While the recent Autumn Statement didn’t exactly stuff cash into consumers’ pockets, it did at least soften the impact of higher interest rates and cost of living – so will that cushioning be enough as we look forward to peaks?
Until now, the industry has ridden the crest of the post-pandemic wave, with the outlook as chancellor Jeremy Hunt made his announcements late last month remaining positive, albeit with some agents feeling it will take another year for the industry to fully recover from Covid.
The picture is so far, so good, with travel bucking spending trends in other sectors. In October, retail sales fell by 0.3% to their lowest level since February 2021, with the Office for National Statistics citing cost of living pressures and a stretch of poor weather for the setback.
This came despite inflation falling to 4.6%, down from 9.6% a year ago, meaning potentially more disposable income for consumers than in 2022. Some of that disposable income will have gone travel’s way, with post- pandemic demand still evident.
“I think the travel industry has been insulated from the cost of living crisis so far,” said Mark White, managing director, Ocky White Travel. “We’ve probably seen a slight decrease in enquiries in November, but there are still lots to keep us going.”
He is still enjoying the post-Covid spending bubble. “We’ve got 18 months of unparalleled desire and urge to travel. I can’t say I’ve seen any downturn attributable to cost of living yet.”
However, he cautioned: “I am expecting this post-pandemic boom to gradually even itself out, with us getting back to more normal or traditional booking patterns – peaks in January and February, then a slight slowdown in the spring and a strong lates market. But who knows? The market is difficult to predict.”
Leanne Williams, Travel House head of retail, is another optimist. “Touch wood, we haven’t seen an impact from the cost of living crisis yet,” she said. “I’ve had a couple of cancellations because of the time of year, but nothing due to the economic situation.
“November is down compared with October, but that is to be expected. We’re currently 42% up on last year’s bookings at this stage, and Tui launching its 2025 offer has helped business.”
For Williams, there are clear signs there is money around. “We’re still seeing a number of high-end bookings trickling through for destinations including South America and Dubai – just last week, we did a £52,000 booking with Gold Medal to Dubai,” she added.
The wealthy are generally insulated from any economic downturn or cost of living squeeze so the potential worry, come January, is the mainstream market. Joanne Dooey, Love to Travel owner, said trading had “definitely quietened down” in November and with a marked shift in spend.
“We’re finding that our bookings are higher value. We had a lot more high- end bookings in November – mainly for cruise and long-haul,” she said. “We haven’t seen a lot of mass market bookings, especially from families and younger people, but we’ve seen couples booking holidays further out, with city breaks becoming extremely popular.”

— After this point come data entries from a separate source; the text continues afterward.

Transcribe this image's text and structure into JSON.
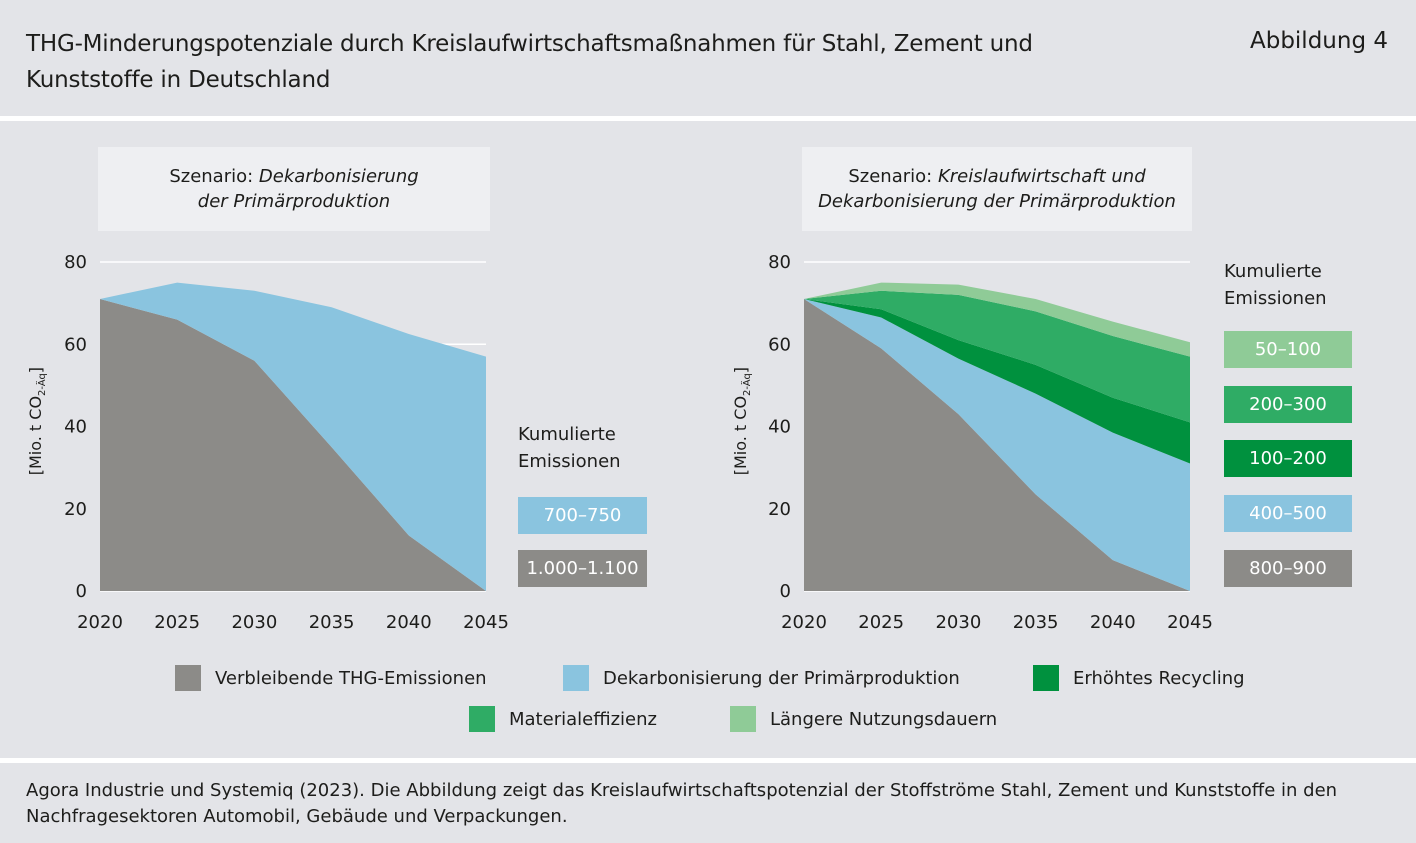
{
  "title": "THG-Minderungspotenziale durch Kreislaufwirtschaftsmaßnahmen für Stahl, Zement und Kunststoffe in Deutschland",
  "figure_label": "Abbildung 4",
  "source": "Agora Industrie und Systemiq (2023). Die Abbildung zeigt das Kreislaufwirtschaftspotenzial der Stoffströme Stahl, Zement und Kunststoffe in den Nachfragesektoren Automobil, Gebäude und Verpackungen.",
  "colors": {
    "grey": "#8c8b88",
    "lightblue": "#8ac4df",
    "darkgreen": "#00913e",
    "midgreen": "#2fac65",
    "lightgreen": "#8fcb97"
  },
  "legend": [
    {
      "label": "Verbleibende THG-Emissionen",
      "color": "#8c8b88"
    },
    {
      "label": "Dekarbonisierung der Primärproduktion",
      "color": "#8ac4df"
    },
    {
      "label": "Erhöhtes Recycling",
      "color": "#00913e"
    },
    {
      "label": "Materialeffizienz",
      "color": "#2fac65"
    },
    {
      "label": "Längere Nutzungsdauern",
      "color": "#8fcb97"
    }
  ],
  "chart_data": [
    {
      "type": "area",
      "scenario_prefix": "Szenario: ",
      "scenario_line1": "Dekarbonisierung",
      "scenario_line2": "der Primärproduktion",
      "ylabel": "[Mio. t CO2-Äq]",
      "ylim": [
        0,
        80
      ],
      "yticks": [
        0,
        20,
        40,
        60,
        80
      ],
      "x": [
        2020,
        2025,
        2030,
        2035,
        2040,
        2045
      ],
      "stacked": true,
      "series": [
        {
          "key": "grey",
          "values": [
            71,
            66,
            56,
            35,
            13.5,
            0
          ]
        },
        {
          "key": "lightblue",
          "values": [
            0,
            9,
            17,
            34,
            49,
            57
          ]
        }
      ],
      "cumulative_title_line1": "Kumulierte",
      "cumulative_title_line2": "Emissionen",
      "cumulative": [
        {
          "label": "700–750",
          "color": "#8ac4df"
        },
        {
          "label": "1.000–1.100",
          "color": "#8c8b88"
        }
      ]
    },
    {
      "type": "area",
      "scenario_prefix": "Szenario: ",
      "scenario_line1": "Kreislaufwirtschaft und",
      "scenario_line2": "Dekarbonisierung der Primärproduktion",
      "ylabel": "[Mio. t CO2-Äq]",
      "ylim": [
        0,
        80
      ],
      "yticks": [
        0,
        20,
        40,
        60,
        80
      ],
      "x": [
        2020,
        2025,
        2030,
        2035,
        2040,
        2045
      ],
      "stacked": true,
      "series": [
        {
          "key": "grey",
          "values": [
            71,
            59,
            43,
            23.5,
            7.5,
            0
          ]
        },
        {
          "key": "lightblue",
          "values": [
            0,
            7.5,
            13.5,
            24.5,
            31,
            31
          ]
        },
        {
          "key": "darkgreen",
          "values": [
            0,
            2,
            4.5,
            7,
            8.5,
            10
          ]
        },
        {
          "key": "midgreen",
          "values": [
            0,
            4.5,
            11,
            13,
            15,
            16
          ]
        },
        {
          "key": "lightgreen",
          "values": [
            0,
            2,
            2.5,
            3,
            3.5,
            3.5
          ]
        }
      ],
      "cumulative_title_line1": "Kumulierte",
      "cumulative_title_line2": "Emissionen",
      "cumulative": [
        {
          "label": "50–100",
          "color": "#8fcb97"
        },
        {
          "label": "200–300",
          "color": "#2fac65"
        },
        {
          "label": "100–200",
          "color": "#00913e"
        },
        {
          "label": "400–500",
          "color": "#8ac4df"
        },
        {
          "label": "800–900",
          "color": "#8c8b88"
        }
      ]
    }
  ]
}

There may be trouble ahead in 2024 when it comes to these mass market bookings. Energy prices are set to rise by 5% (around £94 per household) in January, pushing the average bill towards £2,000, although some of this will be offset by a fall in the rate of National Insurance contributions from 6 January, which will save an average worker £37 a month.
The independent Office for Budget Responsibility (OBR) forecasts households’ real disposable incomes will be 3.5% lower in 2024/25 than pre-pandemic levels, not returning to normal until 2027/28.

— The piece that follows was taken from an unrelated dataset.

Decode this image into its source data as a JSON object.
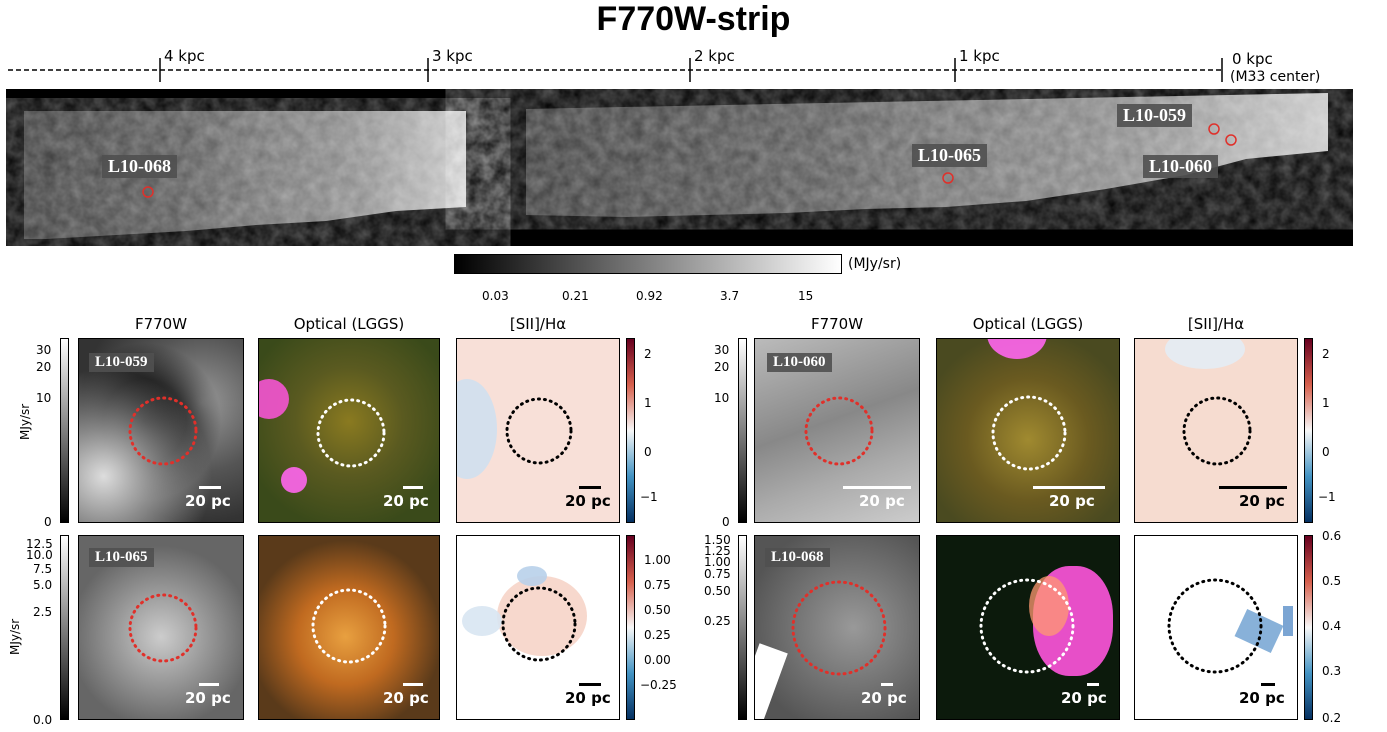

The good news is that Britain is forecast to avoid recession, albeit narrowly. The OBR predicts the UK economy will grow by 0.6% this year. However, the 2024 outlook has been cut from its previous growth forecast of 1.8% to just 0.7%.
All this means potential clouds on the horizon for an industry still licking its wounds from the ordeal of the last three years. “We’re still trying to recover,” said Michele Dance from cruise specialist Ocean World Travel. “One year doesn’t make up for Covid so we still need another good one. The wash-up from Covid is still very much on us.”
However, Dance said she is enjoying it while it lasts, adding her sales over the past six months “have not been this buoyant for about eight years” and are around double the level they were this time last year.
Fingers crossed, this trend will continue throughout January. The outcome afterwards looks a little less certain, with an impending election, downgraded economic forecasts and a potential squeeze on bookings as people’s pandemic savings run out.
This year has been an exceptional one for many agents, but if the trade is hoping 2024 will be another humdinger, the indicators from economic experts after the Autumn Statement are that it may have to revise its expectations.